Keduanya pergi ke sekolah setelah jam kerja, namun dikejutkan oleh penjaga dan melarikan diri.

Kecurigaan terhadap Khan muncul pada 21 April, tak lama setelah dia ditolak dari Universitas California. Dia diduga mengubah nilainya di pagi hari, dan kemudian pada hari itu juga meminta salinan transkrip gelarnya sebagai bagian dari bandingnya terhadap keputusan UC.

“Khan dikenal sebagai siswa dengan nilai rata-rata. Kemudian pejabat sekolah tiba-tiba melihat dia mendapat banyak nilai A. Itu adalah tanda bahaya,” kata Amormino kepada Register.

Khan tidak akan rugi banyak secara akademis. Namun pengacara Singh mengatakan kepada Register bahwa kliennya telah diterima di UC San Diego, sebuah pengakuan yang sekarang mungkin dalam bahaya.

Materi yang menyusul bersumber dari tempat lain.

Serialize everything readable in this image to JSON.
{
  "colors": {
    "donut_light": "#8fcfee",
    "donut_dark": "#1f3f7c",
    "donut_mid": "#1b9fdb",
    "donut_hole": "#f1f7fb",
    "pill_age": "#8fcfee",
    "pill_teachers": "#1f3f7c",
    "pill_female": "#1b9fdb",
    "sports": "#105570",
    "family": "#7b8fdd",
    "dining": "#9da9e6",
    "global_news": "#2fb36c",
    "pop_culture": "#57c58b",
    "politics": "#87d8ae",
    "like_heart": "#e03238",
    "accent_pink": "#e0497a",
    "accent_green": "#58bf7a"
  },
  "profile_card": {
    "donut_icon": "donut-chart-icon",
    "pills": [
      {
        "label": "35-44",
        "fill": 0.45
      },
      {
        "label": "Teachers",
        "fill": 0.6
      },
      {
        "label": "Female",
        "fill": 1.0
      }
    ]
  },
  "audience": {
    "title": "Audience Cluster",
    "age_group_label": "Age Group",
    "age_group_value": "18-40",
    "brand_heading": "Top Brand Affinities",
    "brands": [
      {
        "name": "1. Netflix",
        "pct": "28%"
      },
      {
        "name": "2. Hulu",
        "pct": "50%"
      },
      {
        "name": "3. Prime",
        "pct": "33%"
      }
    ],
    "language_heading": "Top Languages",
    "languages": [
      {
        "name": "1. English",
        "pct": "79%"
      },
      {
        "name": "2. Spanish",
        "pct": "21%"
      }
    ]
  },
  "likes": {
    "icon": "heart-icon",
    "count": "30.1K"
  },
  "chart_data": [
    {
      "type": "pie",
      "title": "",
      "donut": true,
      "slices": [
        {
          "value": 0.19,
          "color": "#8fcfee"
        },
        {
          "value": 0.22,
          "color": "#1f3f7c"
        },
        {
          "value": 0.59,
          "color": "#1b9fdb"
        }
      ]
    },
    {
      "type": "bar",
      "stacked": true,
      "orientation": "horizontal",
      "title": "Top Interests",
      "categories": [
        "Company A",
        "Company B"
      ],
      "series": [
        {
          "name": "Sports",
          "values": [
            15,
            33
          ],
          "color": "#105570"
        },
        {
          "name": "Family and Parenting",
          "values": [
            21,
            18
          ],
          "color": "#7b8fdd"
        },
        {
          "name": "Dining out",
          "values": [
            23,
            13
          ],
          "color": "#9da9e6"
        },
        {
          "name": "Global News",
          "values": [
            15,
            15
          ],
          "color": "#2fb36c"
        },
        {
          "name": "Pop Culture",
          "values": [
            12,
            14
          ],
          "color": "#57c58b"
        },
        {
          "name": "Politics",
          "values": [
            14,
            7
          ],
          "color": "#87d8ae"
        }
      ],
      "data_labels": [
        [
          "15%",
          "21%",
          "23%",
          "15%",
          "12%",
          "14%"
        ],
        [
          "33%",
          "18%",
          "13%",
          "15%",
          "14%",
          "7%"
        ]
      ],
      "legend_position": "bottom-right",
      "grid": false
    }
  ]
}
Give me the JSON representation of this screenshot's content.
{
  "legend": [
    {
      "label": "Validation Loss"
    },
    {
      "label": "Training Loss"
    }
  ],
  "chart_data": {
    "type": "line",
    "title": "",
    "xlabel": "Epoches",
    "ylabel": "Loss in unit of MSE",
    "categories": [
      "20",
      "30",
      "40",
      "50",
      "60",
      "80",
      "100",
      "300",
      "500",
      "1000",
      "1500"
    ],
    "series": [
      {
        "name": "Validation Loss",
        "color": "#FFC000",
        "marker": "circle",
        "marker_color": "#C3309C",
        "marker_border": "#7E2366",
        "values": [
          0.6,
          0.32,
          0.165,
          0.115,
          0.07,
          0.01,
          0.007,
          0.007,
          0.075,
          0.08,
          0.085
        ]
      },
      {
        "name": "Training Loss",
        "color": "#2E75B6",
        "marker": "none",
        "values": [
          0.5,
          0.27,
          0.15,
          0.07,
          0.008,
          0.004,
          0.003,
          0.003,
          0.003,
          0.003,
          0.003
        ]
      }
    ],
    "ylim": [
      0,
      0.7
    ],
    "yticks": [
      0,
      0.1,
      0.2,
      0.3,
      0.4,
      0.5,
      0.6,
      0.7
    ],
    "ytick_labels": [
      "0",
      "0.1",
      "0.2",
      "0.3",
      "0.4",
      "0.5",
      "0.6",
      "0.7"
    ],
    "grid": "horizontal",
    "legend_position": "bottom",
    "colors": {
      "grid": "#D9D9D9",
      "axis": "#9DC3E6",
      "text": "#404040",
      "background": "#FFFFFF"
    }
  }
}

“Ini tentu bukan pertama kalinya kami mendengar ada anak yang berbuat curang,” kata pengacara Merlin Stapleton, dengan alasan bahwa dakwaan tersebut terlalu berat. “Kadang-kadang mereka melakukan hal-hal seperti ini hanya untuk melihat apakah mereka bisa melakukannya. Satu-satunya hal yang membuat kasus ini berbeda adalah teknologi yang digunakan.”

“Hal yang paling penting untuk disadari adalah yang Anda bicarakan adalah seorang pemuda, seorang anak-anak,” kata Stapleton kepada MyFOXLA.com. “Klien saya berusia satu bulan di atas 18 tahun dan merupakan murid yang sangat baik. Dia selalu menjadi murid yang baik, tidak pernah mendapat masalah.”

Kepala Sekolah Tesoro Dan Burch mengatakan masih ada kemungkinan pasangan tersebut bisa lulus.

“Jika mereka memenuhi kriteria kelulusan sekolah dan distrik, mereka dapat menerima ijazahnya,” katanya kepada Register.

Namun, setidaknya satu orang tua marah atas dugaan kejahatan tersebut.

“Ada begitu banyak stres dan tekanan untuk masuk perguruan tinggi,” kata Shelley Gibson, ibu dari seorang mahasiswa senior yang sedang naik daun, kepada Register. “Saya marah karena anak-anak yang memberikan 110 persen dan melakukan semua kerja keras didiskreditkan oleh mereka yang mendapat nilai bagus hanya dengan mengklik tombol.”

Paul Wagenseil dari FOXNews.com dan The Associated Press berkontribusi pada laporan ini.